Tak dinyana dan tak disangka, akhirnya aku dan Wify berkesempatan untuk pelesir dan liburan ke Anyer. Sebenarnya tidak benar-benar libur, karena kami pergi ke Anyer dalam rangka 'family gathering' yg diselenggarakan tempat kerja Wify. Tapi toh buat kami, itu tidak penting. Apapun acara dan istilahnya, pokoknya tetap berlibur!

Jadi, Sabtu pagi (13 Peb 2010) kami berangkat dengan bus menuju Anyer. Cukup lama juga perjalanannya, lebih kurang 4 jam. Sepanjang jalan, kami cukup menikmati perjalanannya meski di beberapa tempat kami dihadang hujan yg cukup deras. Usai menikmati perjalanan, kami berdua memilih untuk tidur, hehe.

Mendekati tujuan, kami terbangun dan kembali menikmati pemandangan yg ada di kiri dan kanan jalan, terutama saat banyak nuansa pantai yg terlihat. Yang 'mengherankan', di Anyer kami dapati banyak kambing bersliweran di jalan. Sempat aku bertanya-tanya, apakah para pemilik kambing itu tidak takut kambingnya dicuri?

Oya, jika dari Jakarta menuju Anyer, maka kita akan melewati Cilegon sebagai salah satu rute, dan itu berarti kita akan menengok Krakatau Steel, salah satu perusahaan kebanggan Indonesia (well, setidaknya di tahun 80an) yg terkenal dg pengolahan besi bajanya. Sangat luas dan cukup megah, namun aku sempat berpikir bahwa KS juga salah urus seperti halnya IPTN.

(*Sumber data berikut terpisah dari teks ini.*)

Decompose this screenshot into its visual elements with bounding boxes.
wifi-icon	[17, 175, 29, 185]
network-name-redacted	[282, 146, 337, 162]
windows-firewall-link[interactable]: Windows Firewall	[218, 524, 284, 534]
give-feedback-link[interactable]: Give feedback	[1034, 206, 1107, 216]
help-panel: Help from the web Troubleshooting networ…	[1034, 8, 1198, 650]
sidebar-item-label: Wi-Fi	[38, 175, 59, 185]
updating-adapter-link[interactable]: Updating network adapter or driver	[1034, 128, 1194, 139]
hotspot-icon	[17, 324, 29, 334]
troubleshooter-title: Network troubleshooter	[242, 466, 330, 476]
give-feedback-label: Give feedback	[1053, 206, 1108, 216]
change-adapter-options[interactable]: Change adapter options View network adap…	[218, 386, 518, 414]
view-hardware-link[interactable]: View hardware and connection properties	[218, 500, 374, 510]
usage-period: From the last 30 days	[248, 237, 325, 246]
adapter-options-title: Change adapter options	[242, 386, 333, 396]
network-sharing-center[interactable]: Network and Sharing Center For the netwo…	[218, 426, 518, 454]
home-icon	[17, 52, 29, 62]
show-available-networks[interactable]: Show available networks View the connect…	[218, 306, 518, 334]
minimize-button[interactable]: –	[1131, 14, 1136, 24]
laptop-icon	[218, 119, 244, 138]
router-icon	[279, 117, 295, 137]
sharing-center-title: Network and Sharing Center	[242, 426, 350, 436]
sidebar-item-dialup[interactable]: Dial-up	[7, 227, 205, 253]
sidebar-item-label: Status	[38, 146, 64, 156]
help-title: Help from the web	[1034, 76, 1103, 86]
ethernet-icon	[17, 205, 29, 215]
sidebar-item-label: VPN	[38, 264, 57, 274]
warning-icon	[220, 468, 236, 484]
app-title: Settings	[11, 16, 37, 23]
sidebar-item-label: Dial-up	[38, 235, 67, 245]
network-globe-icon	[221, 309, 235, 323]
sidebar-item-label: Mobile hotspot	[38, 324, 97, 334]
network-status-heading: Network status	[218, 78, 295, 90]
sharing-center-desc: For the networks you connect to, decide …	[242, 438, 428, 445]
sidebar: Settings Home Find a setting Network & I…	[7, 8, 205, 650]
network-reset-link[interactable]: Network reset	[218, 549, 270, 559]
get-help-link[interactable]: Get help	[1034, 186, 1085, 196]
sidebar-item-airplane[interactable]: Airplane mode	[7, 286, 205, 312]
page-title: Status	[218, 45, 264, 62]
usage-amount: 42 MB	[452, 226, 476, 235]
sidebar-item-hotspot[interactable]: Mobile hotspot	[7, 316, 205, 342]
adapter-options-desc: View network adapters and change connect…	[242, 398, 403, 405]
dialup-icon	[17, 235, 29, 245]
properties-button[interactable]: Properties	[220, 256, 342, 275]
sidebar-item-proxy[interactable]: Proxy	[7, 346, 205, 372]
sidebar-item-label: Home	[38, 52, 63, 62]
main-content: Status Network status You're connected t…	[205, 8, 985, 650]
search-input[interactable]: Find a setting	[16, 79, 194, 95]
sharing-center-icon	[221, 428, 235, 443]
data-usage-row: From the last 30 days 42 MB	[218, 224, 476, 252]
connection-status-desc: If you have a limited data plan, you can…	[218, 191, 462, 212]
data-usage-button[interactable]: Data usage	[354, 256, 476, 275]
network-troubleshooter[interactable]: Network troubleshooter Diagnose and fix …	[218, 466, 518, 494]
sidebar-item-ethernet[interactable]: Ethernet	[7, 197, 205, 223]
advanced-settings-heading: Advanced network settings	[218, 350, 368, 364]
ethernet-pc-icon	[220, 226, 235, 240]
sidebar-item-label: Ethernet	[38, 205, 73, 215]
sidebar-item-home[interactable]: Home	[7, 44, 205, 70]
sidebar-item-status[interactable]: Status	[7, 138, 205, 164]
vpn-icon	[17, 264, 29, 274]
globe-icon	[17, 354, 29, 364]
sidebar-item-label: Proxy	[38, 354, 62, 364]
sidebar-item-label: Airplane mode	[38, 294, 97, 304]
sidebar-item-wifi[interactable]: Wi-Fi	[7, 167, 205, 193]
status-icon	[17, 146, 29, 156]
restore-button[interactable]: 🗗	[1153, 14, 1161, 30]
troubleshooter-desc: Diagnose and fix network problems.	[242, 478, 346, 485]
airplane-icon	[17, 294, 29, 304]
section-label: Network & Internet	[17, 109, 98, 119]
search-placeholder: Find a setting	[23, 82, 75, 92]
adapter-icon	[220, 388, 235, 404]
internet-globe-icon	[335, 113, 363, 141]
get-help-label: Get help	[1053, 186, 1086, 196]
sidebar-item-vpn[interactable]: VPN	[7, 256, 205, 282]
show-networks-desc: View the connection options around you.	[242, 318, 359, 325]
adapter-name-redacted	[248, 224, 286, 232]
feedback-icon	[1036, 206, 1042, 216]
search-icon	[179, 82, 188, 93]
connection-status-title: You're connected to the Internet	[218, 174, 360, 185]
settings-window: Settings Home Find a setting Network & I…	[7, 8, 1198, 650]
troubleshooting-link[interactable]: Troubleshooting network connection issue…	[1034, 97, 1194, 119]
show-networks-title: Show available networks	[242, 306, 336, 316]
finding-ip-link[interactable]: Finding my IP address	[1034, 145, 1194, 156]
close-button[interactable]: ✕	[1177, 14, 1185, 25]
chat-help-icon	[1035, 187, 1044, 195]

Singkat kata, akhirnya kami tiba juga di Mutiara Cottage, tempat penginapan kami. Usai disambut dengan minuman selamat datang, ada beberapa acara bla bla yang mesti kami hadiri. Selanjutnya makan siang, pembagian kunci rumah dan kami bergegas menuju rumah yg telah ditunjuk.

Dalam 1 rumah terdapat 2 kamar, masing-masing terdiri dari 1 tempat tidur double dan 2 tempat tidur twin. Aku dan Wify kebagian di kamar twin, akhirnya merapatkan tempat tidurnya.

Istirahat sejenak, kami berdua membuat acara sendiri sebelum acara dari panitia digelar. Berkeliling menyusuri fasilitas2 yang tersedia, kami berdua merasa tempat ini cukup nyaman untuk dijadikan tempat beristirahat.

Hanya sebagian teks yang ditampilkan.